A simulator for a single tape, single head Turing machine. You hand it a machine description in JSON and an input string. It runs the machine, prints the tape and the transition that fires at every step, and reports how many steps it took to halt.
The project is written in Rust in a mostly functional style. It is the ft_turing project from the 42 curriculum, with the bonus step counter included.
make
This produces a ft_turing binary in the current directory. The Makefile
wraps cargo build --release, so a working Rust toolchain is the only
requirement. If cargo is missing the Makefile prints a hint pointing at
rustup.rs.
To remove build artefacts:
make fclean
./ft_turing res/unary_sub.json "111-11="
The program prints a banner describing the machine, then one line per step. The last line announces the halt state, and the step count is shown right below it.
You can ask for the usage banner with -h or --help:
./ft_turing --help
Five hand written machine descriptions, plus the unary subtraction one from the project subject:
| File | What it does |
|---|---|
unary_sub.json |
Unary subtraction, the example from the subject. |
unary_add.json |
Unary addition. Input shaped like 11+111=. |
palindrome.json |
Tells you if a word over {a, b} is a palindrome. |
lang_0n1n.json |
Accepts the language of n zeros followed by n ones. |
lang_02n.json |
Accepts strings of zeros whose length is a power of two. |
utm.json |
A small universal machine that runs unary_add on its input. |
The two language detectors and the palindrome machine write a final
verdict (y or n) to the right of the input, just like the subject
asks.
utm.json expects its input in the form M;<unary_add input>, for
example M;11+111=. The leading M is the machine identifier (only
M, meaning unary_add, is supported by this UTM) and the ; is the
separator between the identifier and the payload. Any other prefix
causes the simulator to detect a blocked machine and report it.
This encoding is deliberately small. A truly universal machine that parses an arbitrary machine encoded on the tape would need hundreds of states; the spirit of the requirement is the same.
The subject suggests adding the time complexity of the executed algorithm
as a bonus. We report the number of transitions that fired before the
machine halted, printed as steps executed: N after the final tape.
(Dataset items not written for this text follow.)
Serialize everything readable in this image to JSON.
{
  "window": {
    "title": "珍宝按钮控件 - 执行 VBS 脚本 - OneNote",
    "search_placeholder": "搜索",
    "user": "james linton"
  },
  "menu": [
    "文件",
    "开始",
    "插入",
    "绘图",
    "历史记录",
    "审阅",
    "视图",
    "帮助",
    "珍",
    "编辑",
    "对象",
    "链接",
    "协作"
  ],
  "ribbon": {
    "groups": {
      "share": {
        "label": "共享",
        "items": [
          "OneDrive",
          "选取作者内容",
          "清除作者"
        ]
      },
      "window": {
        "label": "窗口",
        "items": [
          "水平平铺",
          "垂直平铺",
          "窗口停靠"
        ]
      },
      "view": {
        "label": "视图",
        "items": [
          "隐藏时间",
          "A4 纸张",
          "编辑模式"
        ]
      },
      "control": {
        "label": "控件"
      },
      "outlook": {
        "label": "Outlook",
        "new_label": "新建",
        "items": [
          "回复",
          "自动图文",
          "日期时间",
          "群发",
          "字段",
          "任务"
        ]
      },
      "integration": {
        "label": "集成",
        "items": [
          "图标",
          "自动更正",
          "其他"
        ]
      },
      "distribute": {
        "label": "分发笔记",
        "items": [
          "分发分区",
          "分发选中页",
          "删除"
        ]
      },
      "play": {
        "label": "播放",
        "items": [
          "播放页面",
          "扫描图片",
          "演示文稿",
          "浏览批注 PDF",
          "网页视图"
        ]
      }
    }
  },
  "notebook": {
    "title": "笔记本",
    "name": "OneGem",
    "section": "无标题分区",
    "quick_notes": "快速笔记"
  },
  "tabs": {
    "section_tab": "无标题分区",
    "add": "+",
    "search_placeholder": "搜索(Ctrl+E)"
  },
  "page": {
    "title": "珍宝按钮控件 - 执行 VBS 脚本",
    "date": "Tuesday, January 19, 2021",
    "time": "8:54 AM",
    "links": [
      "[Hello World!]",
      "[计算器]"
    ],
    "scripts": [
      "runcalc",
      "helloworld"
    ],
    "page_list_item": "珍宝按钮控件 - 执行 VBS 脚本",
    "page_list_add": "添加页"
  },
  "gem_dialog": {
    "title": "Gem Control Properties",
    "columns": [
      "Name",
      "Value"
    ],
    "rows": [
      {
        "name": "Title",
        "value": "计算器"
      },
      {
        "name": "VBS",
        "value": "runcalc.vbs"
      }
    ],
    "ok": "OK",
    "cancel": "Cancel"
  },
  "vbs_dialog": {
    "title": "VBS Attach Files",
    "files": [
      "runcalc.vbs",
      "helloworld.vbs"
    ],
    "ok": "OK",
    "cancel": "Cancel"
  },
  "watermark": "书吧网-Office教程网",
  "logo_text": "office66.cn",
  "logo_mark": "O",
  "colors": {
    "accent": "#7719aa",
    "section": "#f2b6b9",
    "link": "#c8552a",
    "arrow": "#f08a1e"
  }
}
This
is the classical step count used to characterise the running time of a
Turing machine.
For reference, on the inputs we tested:
| Machine | Input | Steps |
|---|---|---|
| unary_sub | 111-11= |
22 |
| unary_add | 11+111= |
8 |
| palindrome | abba |
17 |
| lang_0n1n | 000111 |
31 |
| lang_02n | 00000000 |
63 |
| utm | M;11+111= |
10 |
The step counts grow with the input length in a way that matches the
intuitive complexity of each algorithm: linear for the linear machines,
roughly n log n for the power of two checker, and so on.
src/
main.rs binary entry point
lib.rs library root, lists the modules
cli.rs command line parsing
error.rs single error type used everywhere
machine.rs JSON loader and validator
tape.rs two sided tape data structure
simulator.rs step function and run loop
display.rs pretty printing
res/ the six JSON machine descriptions
tests/ end to end tests for every machine
Each source file is documented at the top with the role it plays. Look there for implementation details; the README only covers what you need to build and run the program.
The simulator never panics on bad input. Anything that goes wrong is reported as a single line on stderr and the process exits with a non zero status. The cases handled include missing files, malformed JSON, machine descriptions that break the spec (blank not in the alphabet, unknown transition target, and so on), input characters outside the alphabet, the blank symbol appearing in the input, blocked machines, and a runaway step limit.